Disclosures: The listed questions and answers are solely the responsibility of the author and do not necessarily represent the official views of Mercy Hospital-St. Louis or its affiliate healthcare centers, Mass General Hospital, Harvard Medical School or its affiliated institutions. Although every effort has been made to provide accurate information, the author is far from being perfect. The reader is urged to verify the content of the material with other sources as deemed appropriate and exercise clinical judgment in the interpretation and application of the information provided herein. No responsibility for an adverse outcome or guarantees for a favorable clinical result is assumed by the author. Thank you!

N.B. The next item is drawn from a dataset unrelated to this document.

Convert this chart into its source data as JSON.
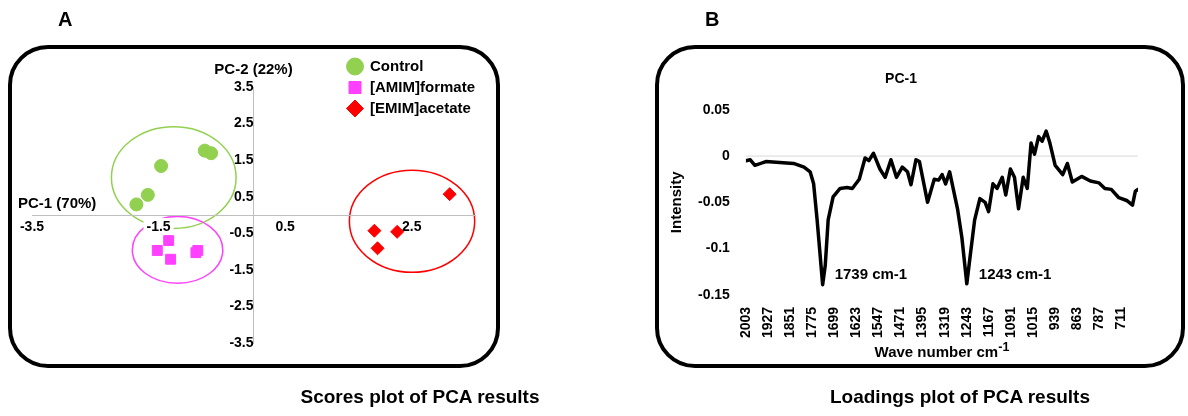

My patient with COPD exacerbation has an elevated venous blood PCO2. How accurate is the peripheral venous blood gas PC02 in patients with hypercarbia?

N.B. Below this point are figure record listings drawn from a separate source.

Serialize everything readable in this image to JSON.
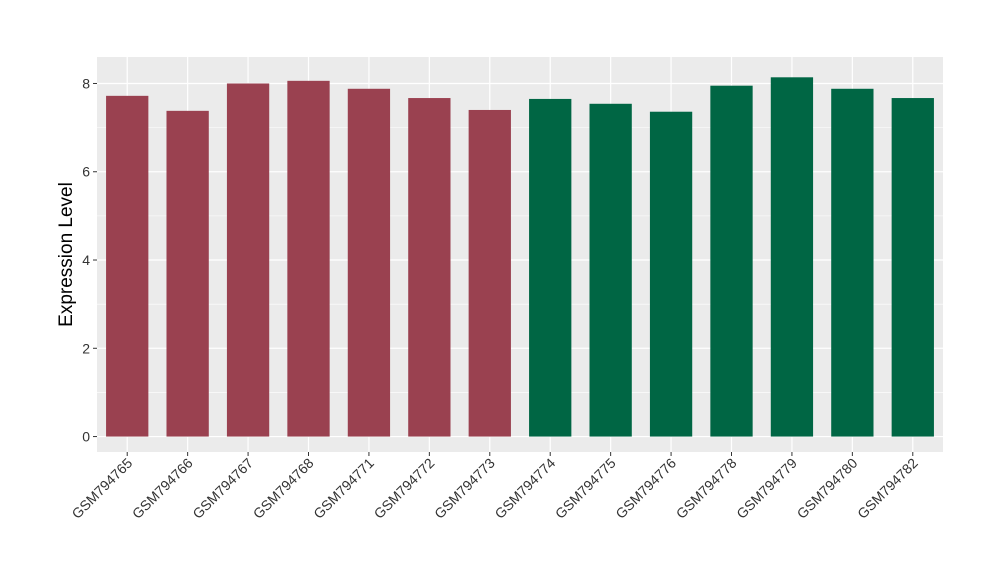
{
  "chart_data": {
    "type": "bar",
    "title": "",
    "xlabel": "",
    "ylabel": "Expression Level",
    "ylim": [
      -0.35,
      8.6
    ],
    "yticks": [
      0,
      2,
      4,
      6,
      8
    ],
    "grid": true,
    "legend": "none",
    "categories": [
      "GSM794765",
      "GSM794766",
      "GSM794767",
      "GSM794768",
      "GSM794771",
      "GSM794772",
      "GSM794773",
      "GSM794774",
      "GSM794775",
      "GSM794776",
      "GSM794778",
      "GSM794779",
      "GSM794780",
      "GSM794782"
    ],
    "values": [
      7.72,
      7.38,
      8.0,
      8.06,
      7.88,
      7.67,
      7.4,
      7.65,
      7.54,
      7.36,
      7.95,
      8.14,
      7.88,
      7.67
    ],
    "bar_colors": [
      "#9a4150",
      "#9a4150",
      "#9a4150",
      "#9a4150",
      "#9a4150",
      "#9a4150",
      "#9a4150",
      "#006644",
      "#006644",
      "#006644",
      "#006644",
      "#006644",
      "#006644",
      "#006644"
    ],
    "panel_background": "#ebebeb",
    "grid_color": "#ffffff"
  }
}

Should I routinely treat my patients with acute COPD exacerbation with antibiotics?

The answer is “NO”! With an estimated 20% to 50% of acute chronic obstructive pulmonary disease (COPD) exacerbations attributed to noninfectious factors (1,2), routine inclusion of antibiotics in the treatment of this condition is not only unnecessary but potentially harmful.

 
Although the Global Initiative for Chronic Obstructive Lung Disease (GOLD) guidelines recommends the use of antibiotics in patients who have dyspnea, increased sputum volume, and increased sputum purulence—or at least 2 of these 3 criteria when sputum purulence is one of them (3)—, these recommendations are not based on robust evidence and have not been widely corroborated (2,4-6).

 
That’s why the findings of a 2019 New England Journal of Medicine study (PACE) supporting the use of serum C-reactive protein (CRP) as an adjunctive test in COPD exacerbation is particularly welcome (1). In this multicenter randomized controlled trial performed in the U.K., the following CRP guidelines (arrived from prior studies) were provided to primary care clinicians to be used as part of their decision making in determining which patients with COPD exacerbation may not need antibiotic therapy:
• CRP less than 20 mg/L: Antibiotics unlikely to be beneficial
• CRP 20-40 mg/L: Antibiotics may be beneficial, mainly if purulent sputum is present
• CRP greater than 40 mg/L: Antibiotics likely to be beneficial

 
Adoption of these guidelines resulted in significantlly fewer patients being placed on antibiotics without evidence of harm over a 4-week follow-up period (1).  Despite its inherent limitations (eg, single country, outpatient setting), CRP testing may be a step in the right direction in curbing unnecessary use of antibiotics in COPD exacerbation.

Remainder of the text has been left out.